The ethics of personal storytelling - some practical tips.
Author: Jude Hackett, Head of Strategy and Planning linkedin.com/in/jude-hackett-fcim-70068323
As marketers we all know the power of storytelling, right? And we know that for a story to fly in the media, especially local media, to really spread its wings and sore off into the sky, a story needs a human being at its core.
Of course, there’s a reason why the media responds to people the way it does; there’s just nothing like a personal story for emotional resonance, to capture the hearts and minds of all stakeholders but especially, and most importantly, our end users and consumers.
Organisations can be powerful, strategies deemed successful, policies evaluated as game-changing and leaders viewed as impressive, but what does it all mean unless they make a difference to… real people?
At Hitch, our job is marketing with a social conscience which means delivering attitude and behaviour change programmes to create a better world. Much of our work is in health and wellbeing and recently that has included smoking cessation, suicide prevention, alcohol harm and sexual health campaigns, to name a few.
People have bravely shared with us their stories of living with HIV, surviving suicidal thoughts, turning to alcohol following the death of a child, and receiving a cancer diagnosis after a lifetime of smoking. It makes the hairs on my arms stand on end when I think how individuals have put themselves forward in this way in order to help others. For many, it’s a cathartic experience, but none the less humbling for that.
We have used personal storytelling across all of these projects and more, an approach which has successfully met the approval of Directors of Public Health and other commissioners, achieved great media coverage, galvanised the energy of stakeholders as messengers and…simply worked at achieving/smashing our campaigns’ KPIs.
But proceed with caution, my marketing friends, because despite competing pressures and deadlines to make your campaign succeed, at the end of every personal story is of course…a person. And this is where our marketing nerves start to jangle a little, yes? And so here I share with you my learning:
- If you work client-side in a charity or a hospital, you might find it easy to recruit case studies. If so, that’s great.
- For the rest of us, the hardest bit by far is recruiting people who have a story to tell that fits with campaign messaging. Ideally, stakeholders can help, but often this happens slowly.
- One way we have found that works is to collect data as part of quantitative and qualitative research processes – that way you know if and how they fit before you approach individuals. Check your responsibilities as a researcher carefully.
- MAKE SURE YOU GET PERMISSION/ HAVE YOUR GDPR SORTED UP FRONT
- An incentive (a ‘chance to win’) is usually a good incentive for people to leave their personal details.
- Be 100% UP FRONT about what might be expected of the case study as part of a campaign. If you’re working in partnership, with multiple agencies for example, make sure you agree whose job this is. Will their photo end up on 48 sheet?
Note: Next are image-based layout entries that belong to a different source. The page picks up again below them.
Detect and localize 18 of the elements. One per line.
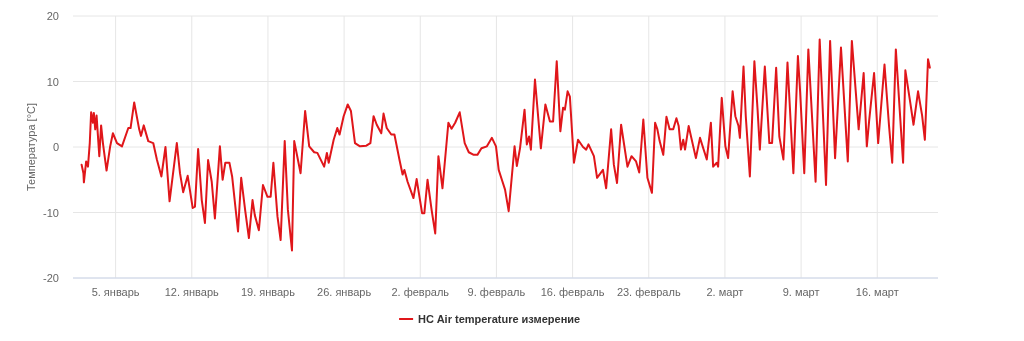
y-tick-label: -20 xyxy=(43,272,59,284)
y-tick-label: -10 xyxy=(43,206,59,219)
x-tick-label: 23. февраль xyxy=(616,286,681,298)
x-tick-label: 16. март xyxy=(855,286,899,298)
x-tick-label: 26. январь xyxy=(317,286,372,298)
x-tick-label: 2. февраль xyxy=(391,286,450,298)
legend-label: HC Air temperature измерение xyxy=(418,313,581,325)
y-axis-title: Температура [°C] xyxy=(25,102,37,192)
x-tick-label: 2. март xyxy=(706,286,744,298)
x-tick-label: 12. январь xyxy=(164,286,220,298)
y-tick-label: 20 xyxy=(46,10,59,22)
y-tick-label: 0 xyxy=(52,141,59,153)
x-tick-label: 9. февраль xyxy=(467,286,526,298)
x-tick-label: 5. январь xyxy=(91,286,140,298)
y-tick-label: 10 xyxy=(46,75,59,88)
x-tick-label: 16. февраль xyxy=(540,286,605,298)
x-tick-label: 9. март xyxy=(782,286,820,298)
x-tick-label: 19. январь xyxy=(240,286,296,298)
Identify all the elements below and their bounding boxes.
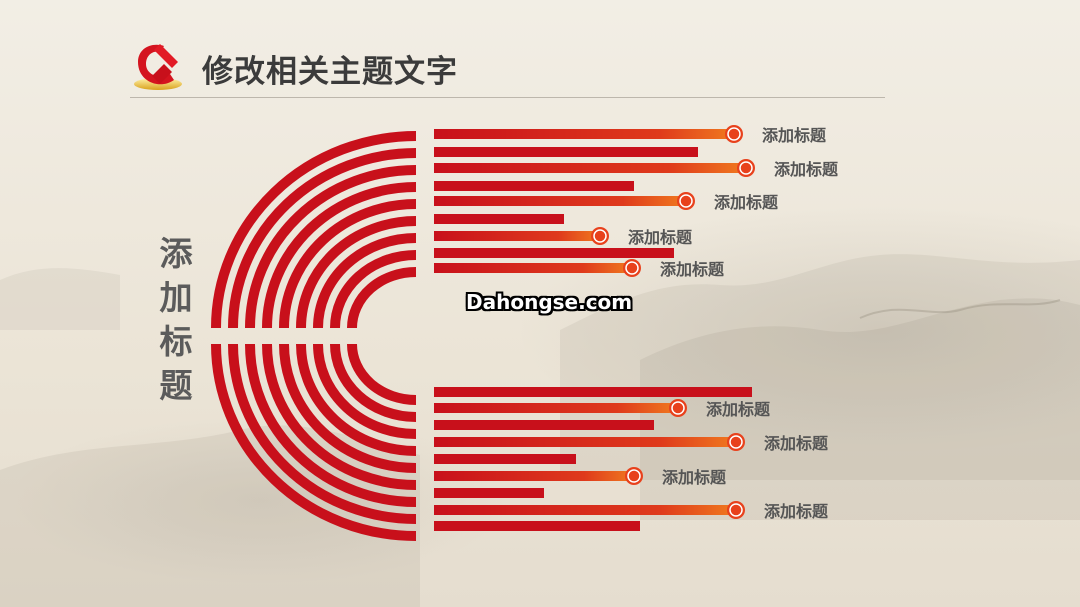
arc-top xyxy=(330,250,417,329)
arc-top xyxy=(228,148,417,329)
bar-label: 添加标题 xyxy=(714,193,779,212)
arc-bottom xyxy=(262,343,417,490)
arc-bottom xyxy=(279,343,417,473)
bar-label: 添加标题 xyxy=(628,228,693,247)
bar-end-marker-ring xyxy=(679,194,693,208)
side-title: 添加标题 xyxy=(159,234,193,405)
bar-label: 添加标题 xyxy=(660,260,725,279)
bar-end-marker-ring xyxy=(727,127,741,141)
header: 修改相关主题文字 xyxy=(130,40,890,92)
bar xyxy=(434,505,736,515)
arc-top xyxy=(211,131,417,329)
bar-end-marker-ring xyxy=(739,161,753,175)
arc-bottom xyxy=(296,343,417,456)
arc-bottom xyxy=(330,343,417,422)
bar xyxy=(434,231,600,241)
bar xyxy=(434,488,544,498)
arc-bottom xyxy=(211,343,417,541)
arc-top xyxy=(279,199,417,329)
bar-end-marker-ring xyxy=(729,435,743,449)
bar xyxy=(434,248,674,258)
watermark-text: Dahongse.com xyxy=(466,290,633,314)
arc-top xyxy=(296,216,417,329)
arc-bottom xyxy=(347,343,417,405)
bar-end-marker-ring xyxy=(627,469,641,483)
bar xyxy=(434,403,678,413)
bar xyxy=(434,263,632,273)
bar xyxy=(434,420,654,430)
bar xyxy=(434,471,634,481)
arc-top xyxy=(313,233,417,329)
bar-label: 添加标题 xyxy=(764,502,829,521)
party-emblem-icon xyxy=(134,44,182,90)
bar-label: 添加标题 xyxy=(774,160,839,179)
arc-top xyxy=(245,165,417,329)
bar xyxy=(434,454,576,464)
bar-label: 添加标题 xyxy=(706,400,771,419)
bar xyxy=(434,196,686,206)
arc-bottom xyxy=(245,343,417,507)
bar xyxy=(434,163,746,173)
arc-bottom xyxy=(228,343,417,524)
page-title: 修改相关主题文字 xyxy=(202,54,458,90)
bar xyxy=(434,387,752,397)
bar-label: 添加标题 xyxy=(764,434,829,453)
bar xyxy=(434,147,698,157)
bar-end-marker-ring xyxy=(625,261,639,275)
bar-end-marker-ring xyxy=(729,503,743,517)
bar xyxy=(434,214,564,224)
semicircle-arcs xyxy=(211,131,417,541)
bar xyxy=(434,521,640,531)
arc-top xyxy=(262,182,417,329)
bar xyxy=(434,437,736,447)
bar-end-marker-ring xyxy=(593,229,607,243)
arc-bottom xyxy=(313,343,417,439)
bar-end-marker-ring xyxy=(671,401,685,415)
bar-label: 添加标题 xyxy=(762,126,827,145)
header-divider xyxy=(130,97,885,98)
arc-top xyxy=(347,267,417,329)
bar xyxy=(434,181,634,191)
bar-label: 添加标题 xyxy=(662,468,727,487)
horizontal-bars xyxy=(434,125,755,531)
bar xyxy=(434,129,734,139)
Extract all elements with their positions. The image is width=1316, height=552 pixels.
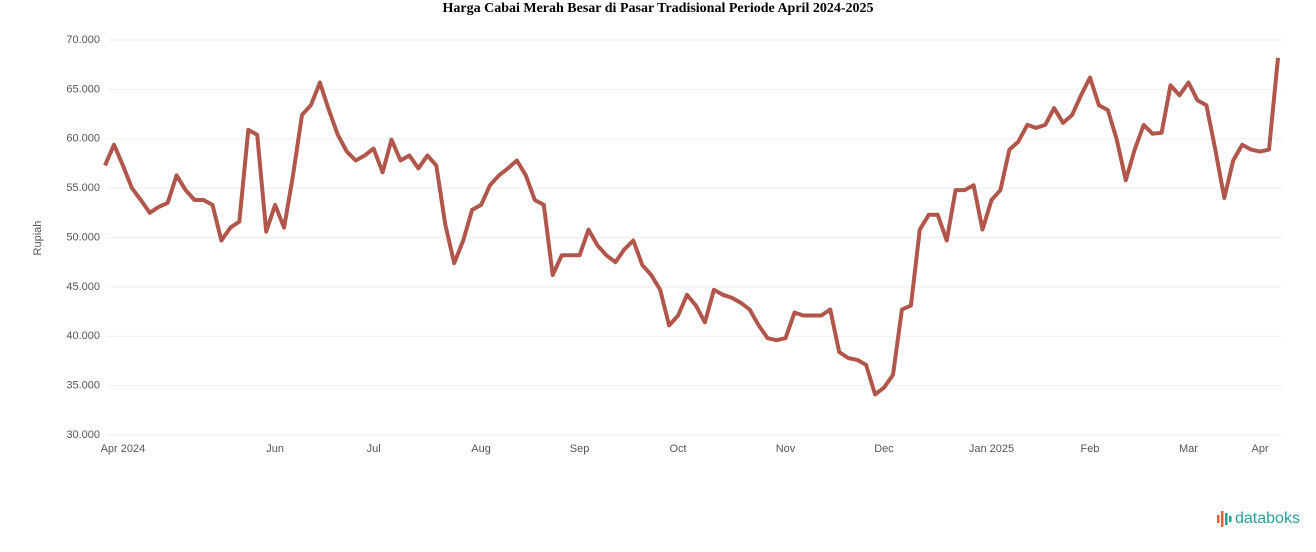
y-tick-label: 45.000 (66, 281, 100, 293)
data-line (103, 57, 1280, 397)
logo-icon (1225, 513, 1228, 525)
y-tick-label: 35.000 (66, 380, 100, 392)
y-axis-label: Rupiah (32, 221, 44, 256)
x-tick-label: Oct (670, 443, 687, 455)
y-tick-label: 65.000 (66, 83, 100, 95)
x-tick-label: Jun (266, 443, 284, 455)
chart-title: Harga Cabai Merah Besar di Pasar Tradisi… (442, 1, 873, 16)
y-tick-label: 60.000 (66, 133, 100, 145)
y-tick-label: 30.000 (66, 429, 100, 441)
x-tick-label: Jan 2025 (969, 443, 1014, 455)
x-tick-label: Apr 2024 (101, 443, 146, 455)
x-tick-label: Aug (471, 443, 491, 455)
y-tick-label: 70.000 (66, 34, 100, 46)
x-tick-label: Nov (776, 443, 796, 455)
brand-logo: databoks (1217, 510, 1300, 527)
x-tick-label: Sep (570, 443, 590, 455)
brand-name: databoks (1235, 510, 1300, 527)
x-tick-label: Jul (367, 443, 381, 455)
y-tick-label: 55.000 (66, 182, 100, 194)
logo-icon (1221, 511, 1224, 527)
y-tick-label: 40.000 (66, 330, 100, 342)
x-tick-label: Mar (1179, 443, 1198, 455)
x-tick-label: Feb (1080, 443, 1099, 455)
logo-icon (1217, 515, 1220, 523)
y-tick-label: 50.000 (66, 231, 100, 243)
x-tick-label: Apr (1252, 443, 1269, 455)
logo-icon (1229, 516, 1232, 522)
x-tick-label: Dec (874, 443, 894, 455)
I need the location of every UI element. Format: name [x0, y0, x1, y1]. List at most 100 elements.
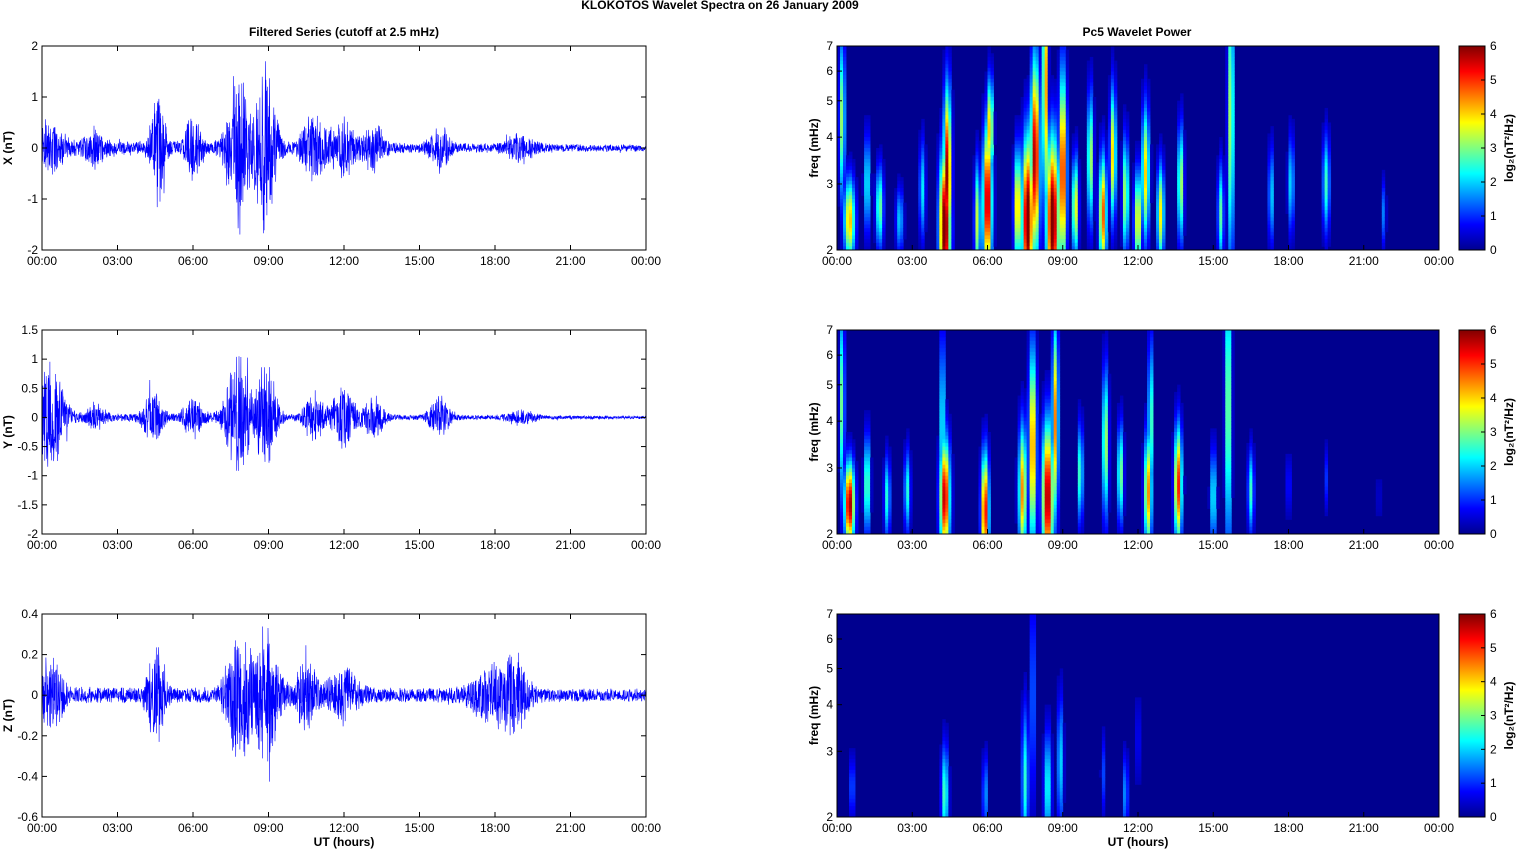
heatmap-cell	[1134, 239, 1139, 244]
heatmap-cell	[1162, 162, 1166, 167]
heatmap-cell	[993, 180, 997, 185]
heatmap-cell	[879, 213, 883, 218]
heatmap-cell	[1288, 235, 1292, 240]
heatmap-cell	[861, 490, 865, 495]
heatmap-cell	[1267, 188, 1271, 193]
heatmap-cell	[981, 490, 985, 495]
heatmap-cell	[849, 180, 853, 185]
heatmap-cell	[864, 148, 868, 153]
heatmap-cell	[1225, 71, 1229, 76]
heatmap-cell	[1020, 246, 1025, 251]
heatmap-cell	[1020, 144, 1025, 149]
heatmap-cell	[852, 483, 856, 488]
heatmap-cell	[846, 231, 850, 236]
heatmap-cell	[846, 464, 850, 469]
heatmap-cell	[990, 82, 994, 87]
heatmap-cell	[948, 468, 952, 473]
heatmap-cell	[1104, 184, 1109, 189]
heatmap-cell	[879, 158, 883, 163]
heatmap-cell	[843, 344, 847, 349]
heatmap-cell	[1098, 239, 1103, 244]
heatmap-cell	[855, 217, 859, 222]
heatmap-cell	[948, 148, 952, 153]
heatmap-cell	[1228, 100, 1232, 105]
heatmap-cell	[837, 424, 841, 429]
heatmap-cell	[1023, 479, 1028, 484]
heatmap-cell	[1059, 246, 1064, 251]
colorbar-tick-label: 2	[1490, 175, 1497, 189]
heatmap-cell	[987, 464, 991, 469]
heatmap-cell	[840, 231, 844, 236]
heatmap-cell	[1144, 231, 1148, 236]
heatmap-cell	[1053, 242, 1058, 247]
heatmap-cell	[948, 239, 952, 244]
heatmap-cell	[1023, 453, 1028, 458]
heatmap-cell	[1041, 228, 1046, 233]
heatmap-cell	[984, 493, 988, 498]
heatmap-cell	[981, 126, 985, 131]
heatmap-cell	[1119, 166, 1124, 171]
heatmap-cell	[1147, 173, 1151, 178]
heatmap-cell	[1291, 242, 1295, 247]
heatmap-cell	[951, 166, 955, 171]
heatmap-cell	[1092, 155, 1097, 160]
heatmap-cell	[1089, 173, 1094, 178]
heatmap-cell	[852, 450, 856, 455]
heatmap-cell	[1162, 148, 1166, 153]
heatmap-cell	[1228, 202, 1232, 207]
heatmap-cell	[837, 384, 841, 389]
heatmap-cell	[885, 442, 889, 447]
heatmap-cell	[837, 330, 841, 335]
heatmap-cell	[1074, 217, 1079, 222]
heatmap-cell	[1104, 140, 1109, 145]
heatmap-cell	[1225, 184, 1229, 189]
heatmap-cell	[861, 461, 865, 466]
heatmap-cell	[867, 446, 871, 451]
heatmap-cell	[837, 391, 841, 396]
heatmap-cell	[1032, 151, 1037, 156]
heatmap-cell	[906, 432, 910, 437]
heatmap-cell	[1125, 228, 1130, 233]
heatmap-cells	[837, 330, 1383, 535]
heatmap-cell	[1225, 213, 1229, 218]
heatmap-cell	[936, 519, 940, 524]
y-tick-label: 0.4	[21, 607, 38, 621]
heatmap-cell	[984, 479, 988, 484]
heatmap-cell	[1098, 199, 1103, 204]
heatmap-cell	[1047, 137, 1052, 142]
heatmap-cell	[1125, 122, 1130, 127]
heatmap-cell	[903, 446, 907, 451]
heatmap-cell	[1062, 111, 1067, 116]
heatmap-cell	[924, 184, 928, 189]
heatmap-cell	[852, 442, 856, 447]
heatmap-cell	[852, 453, 856, 458]
heatmap-cell	[978, 519, 982, 524]
heatmap-cell	[1023, 97, 1028, 102]
heatmap-cell	[1104, 148, 1109, 153]
heatmap-cell	[843, 421, 847, 426]
heatmap-cell	[1162, 177, 1166, 182]
heatmap-cell	[942, 129, 946, 134]
heatmap-cell	[993, 224, 997, 229]
heatmap-cell	[975, 209, 979, 214]
heatmap-cell	[870, 188, 874, 193]
x-tick-label: 00:00	[631, 254, 661, 268]
heatmap-cell	[1086, 239, 1091, 244]
heatmap-cell	[1141, 118, 1145, 123]
heatmap-cell	[942, 381, 946, 386]
heatmap-cell	[1101, 129, 1106, 134]
heatmap-cell	[1038, 151, 1043, 156]
heatmap-cell	[1047, 195, 1052, 200]
heatmap-cell	[921, 151, 925, 156]
heatmap-cell	[849, 188, 853, 193]
heatmap-cell	[1180, 246, 1184, 251]
heatmap-cell	[1125, 148, 1130, 153]
heatmap-cell	[1050, 144, 1055, 149]
heatmap-cell	[1026, 191, 1031, 196]
heatmap-cell	[942, 391, 946, 396]
heatmap-cell	[1119, 155, 1124, 160]
heatmap-cell	[1047, 71, 1052, 76]
heatmap-cell	[1050, 162, 1055, 167]
heatmap-cell	[1228, 49, 1232, 54]
heatmap-cell	[987, 526, 991, 531]
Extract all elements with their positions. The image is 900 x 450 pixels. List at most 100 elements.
LET YOUR CASE STUDY KNOW right from the get-go, not, for example, when you’ve already starting filming.
- You’ll need release forms , but really they are just a formality. From an ethical point of view, your case study needs to be on a journey with you and kept informed at every step so it’s a great idea to build a relationship with them.
- This includes your case study signing off any quotes attributed to them and any creative approach, for example the exact photo you’ll be using and what it will look like in the campaign.
- If you’re using real case studies they should feature in your campaign risk assessment, especially if they are vulnerable in any way. Think about your measures against the risk, for example a proper process where you interview your case study and assess whether it’s appropriate to continue, whether they feel they want to or not.
- Be aware of un-intended consequences when promoting case studies related to particularly sensitive subjects, such as suicide. Seek external advice. There are charities and organisations who may be able to provide support with messaging, such as the Samaritans.
- Any problems with case studies in relation to their vulnerability, have a proper process by which you can report them and refer them for support you cannot give. Agree this before the work starts.
- Accept that your case study has the freedom to pull out at any time. This can be expensive and take time you don’t have, but you have to accept that your case study has all the chips. Agency or client-side, build this risk into your plans. Have a back-up to contact if needed.
- Brief your case study but don’t expect them to carry all of your campaign messages on their own, support them through media interviews with the appropriate expertise.
- It’s OK to financially reimburse case studies for their time, with a small fee or a voucher.
- Be aware your case study could face negative criticism online or trolling. Ask yourself if you think they’ll be able to cope with this and consider how you’ll moderate comments. Provide advice of how to handle or report any negative comments to your case study. This is important for all case studies, but particularly those under 18 who may be more aware and easily upset by online criticism.
- Trust your instincts. If you feel a case study is too vulnerable to be involved or their situation changes and makes them unsuitable…you’re probably right. Some things are more important than meeting the deadline.